Premise
Thermal imaging has shown promise in a variety of clinical settings, including diagnosis and monitoring of disease like skin infection and vascular lesions, as well as non-contact monitoring of vital signs like breathing rate and body temperature. While thermal cameras can provide a spatial temperature map, even high spatial resolution thermal cameras lack visible landmarks and thus thermal cameras are typically combined with visible cameras that provide needed visual context. However the visible and thermal camera sensors in existing devices are typically positioned adjacent to each other and not optically coaligned, which creates a parallax effect whereby thermal and visible images are misregistered. Co-registration of visible and thermal images subsequently requires software-based alignment that varies with imaging distance, which creates complex workflows in settings where areas of interest have a range of depths to evaluate or where distance changes during imaging.
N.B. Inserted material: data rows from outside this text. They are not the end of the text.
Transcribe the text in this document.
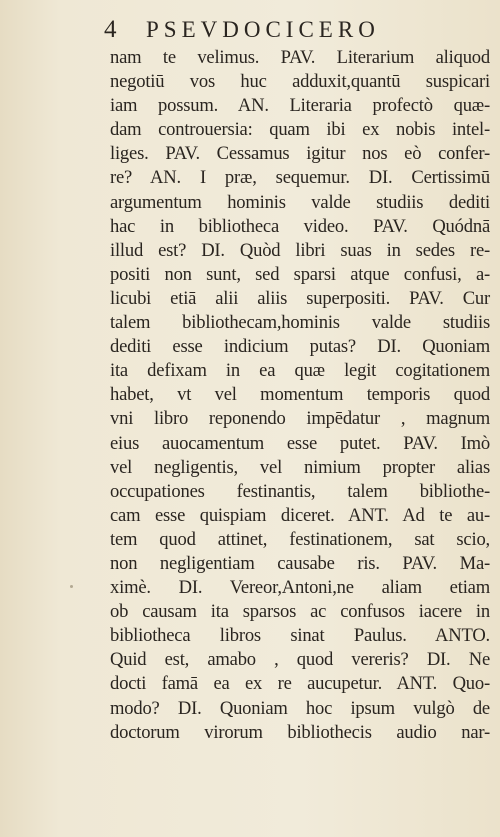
4 PSEVDOCICERO
nam te velimus. PAV. Literarium aliquod
negotiū vos huc adduxit,quantū suspicari
iam possum. AN. Literaria profectò quæ-
dam controuersia: quam ibi ex nobis intel-
liges. PAV. Cessamus igitur nos eò confer-
re? AN. I præ, sequemur. DI. Certissimū
argumentum hominis valde studiis dediti
hac in bibliotheca video. PAV. Quódnā
illud est? DI. Quòd libri suas in sedes re-
positi non sunt, sed sparsi atque confusi, a-
licubi etiā alii aliis superpositi. PAV. Cur
talem bibliothecam,hominis valde studiis
dediti esse indicium putas? DI. Quoniam
ita defixam in ea quæ legit cogitationem
habet, vt vel momentum temporis quod
vni libro reponendo impēdatur , magnum
eius auocamentum esse putet. PAV. Imò
vel negligentis, vel nimium propter alias
occupationes festinantis, talem bibliothe-
cam esse quispiam diceret. ANT. Ad te au-
tem quod attinet, festinationem, sat scio,
non negligentiam causabe ris. PAV. Ma-
ximè. DI. Vereor,Antoni,ne aliam etiam
ob causam ita sparsos ac confusos iacere in
bibliotheca libros sinat Paulus. ANTO.
Quid est, amabo , quod vereris? DI. Ne
docti famā ea ex re aucupetur. ANT. Quo-
modo? DI. Quoniam hoc ipsum vulgò de
doctorum virorum bibliothecis audio nar-
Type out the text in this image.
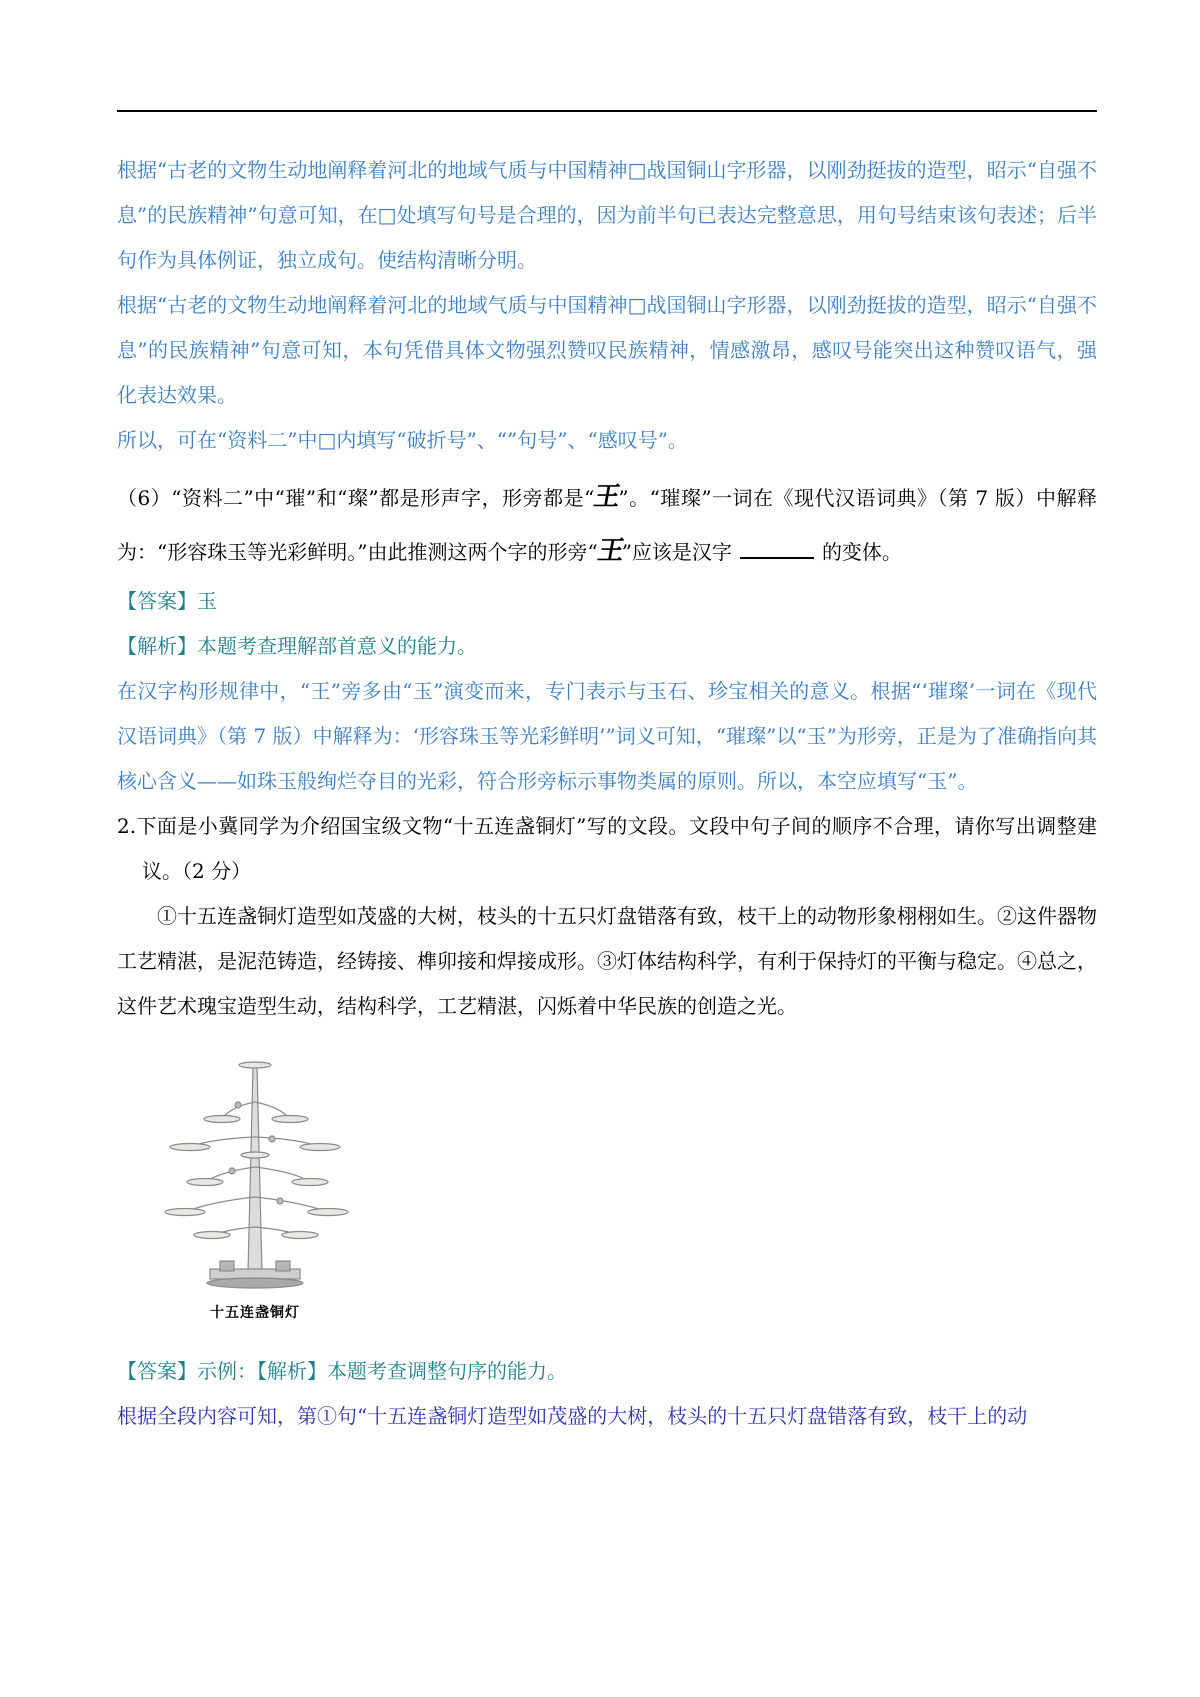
根据“古老的文物生动地阐释着河北的地域气质与中国精神□战国铜山字形器，以刚劲挺拔的造型，昭示“自强不息”的民族精神”句意可知，在□处填写句号是合理的，因为前半句已表达完整意思，用句号结束该句表述；后半句作为具体例证，独立成句。使结构清晰分明。

根据“古老的文物生动地阐释着河北的地域气质与中国精神□战国铜山字形器，以刚劲挺拔的造型，昭示“自强不息”的民族精神”句意可知，本句凭借具体文物强烈赞叹民族精神，情感激昂，感叹号能突出这种赞叹语气，强化表达效果。

所以，可在“资料二”中□内填写“破折号”、“”句号”、“感叹号”。

（6）“资料二”中“璀”和“璨”都是形声字，形旁都是“王”。“璀璨”一词在《现代汉语词典》（第 7 版）中解释为：“形容珠玉等光彩鲜明。”由此推测这两个字的形旁“王”应该是汉字	的变体。

【答案】玉

【解析】本题考查理解部首意义的能力。

在汉字构形规律中，“王”旁多由“玉”演变而来，专门表示与玉石、珍宝相关的意义。根据“‘璀璨’一词在《现代汉语词典》（第 7 版）中解释为：‘形容珠玉等光彩鲜明’”词义可知，“璀璨”以“玉”为形旁，正是为了准确指向其核心含义——如珠玉般绚烂夺目的光彩，符合形旁标示事物类属的原则。所以，本空应填写“玉”。

2.下面是小冀同学为介绍国宝级文物“十五连盏铜灯”写的文段。文段中句子间的顺序不合理，请你写出调整建议。（2 分）

①十五连盏铜灯造型如茂盛的大树，枝头的十五只灯盘错落有致，枝干上的动物形象栩栩如生。②这件器物工艺精湛，是泥范铸造，经铸接、榫卯接和焊接成形。③灯体结构科学，有利于保持灯的平衡与稳定。④总之，这件艺术瑰宝造型生动，结构科学，工艺精湛，闪烁着中华民族的创造之光。

十五连盏铜灯

【答案】示例：【解析】本题考查调整句序的能力。

根据全段内容可知，第①句“十五连盏铜灯造型如茂盛的大树，枝头的十五只灯盘错落有致，枝干上的动
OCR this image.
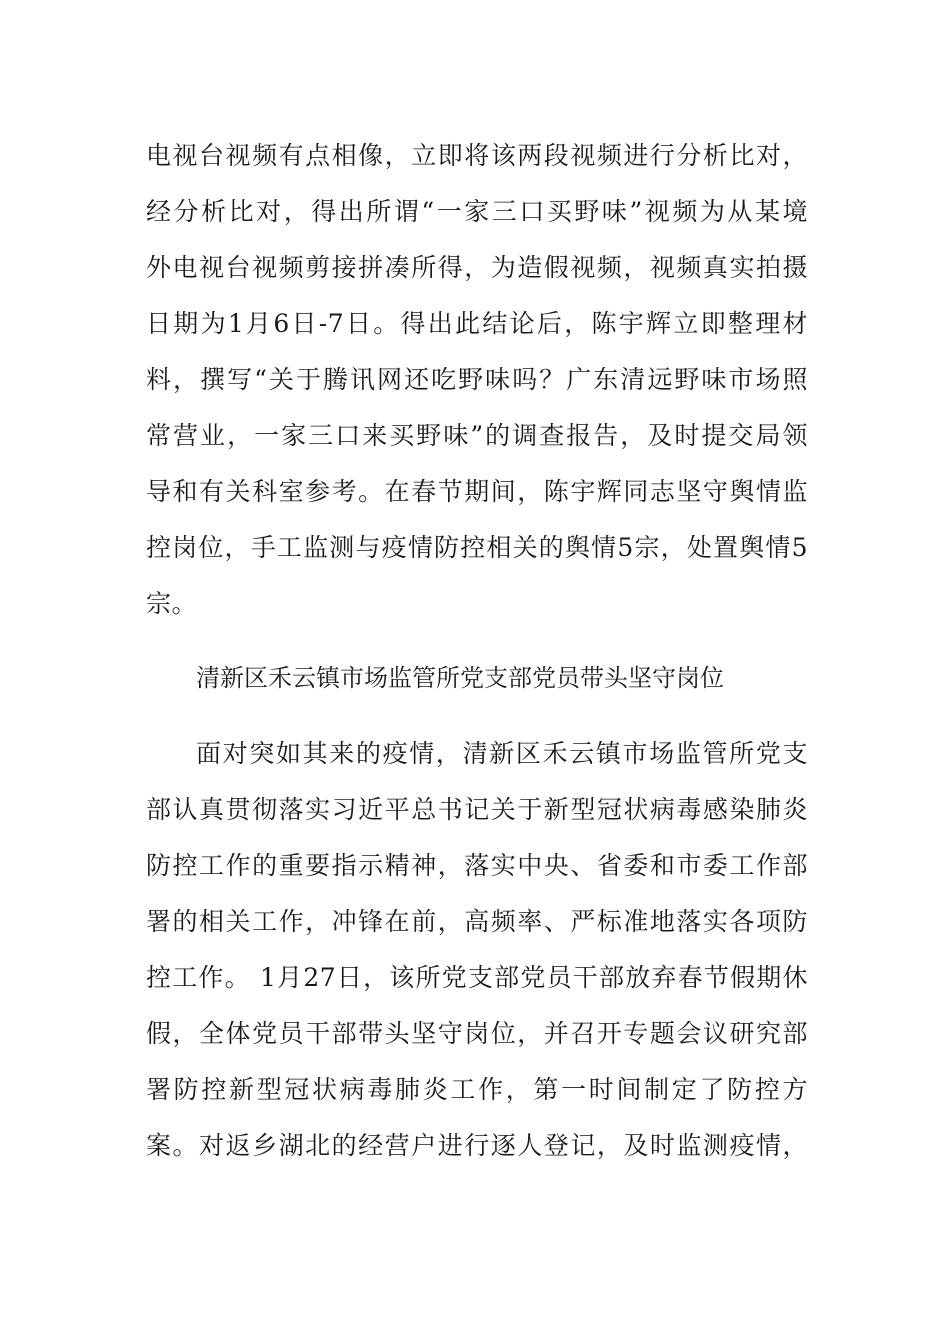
电视台视频有点相像，立即将该两段视频进行分析比对，
经分析比对，得出所谓“一家三口买野味”视频为从某境
外电视台视频剪接拼凑所得，为造假视频，视频真实拍摄
日期为1月6日-7日。得出此结论后，陈宇辉立即整理材
料，撰写“关于腾讯网还吃野味吗？广东清远野味市场照
常营业，一家三口来买野味”的调查报告，及时提交局领
导和有关科室参考。在春节期间，陈宇辉同志坚守舆情监
控岗位，手工监测与疫情防控相关的舆情5宗，处置舆情5
宗。
清新区禾云镇市场监管所党支部党员带头坚守岗位
面对突如其来的疫情，清新区禾云镇市场监管所党支
部认真贯彻落实习近平总书记关于新型冠状病毒感染肺炎
防控工作的重要指示精神，落实中央、省委和市委工作部
署的相关工作，冲锋在前，高频率、严标准地落实各项防
控工作。 1月27日，该所党支部党员干部放弃春节假期休
假，全体党员干部带头坚守岗位，并召开专题会议研究部
署防控新型冠状病毒肺炎工作，第一时间制定了防控方
案。对返乡湖北的经营户进行逐人登记，及时监测疫情，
To overcome this limitation, we developed a low-cost co-aligned visible/near-infrared (VIS/NIR) and thermal imaging system where a Raspberry-Pi NoIR camera was made optically co-axial with a Lepton 3.5 thermal camera by using a 45° beamsplitter consisting of glass coated with Indium Tin Oxide (ITO). ITO has been shown to reflect (80-90%) long-wave infrared (LWIR, 8-12µm) thermal radiation and transmit (>80%) visible to NIR light (400-1000 nm).

We have presented our initial findings and are exploring additional applications of this approach in medically-relevant applictions.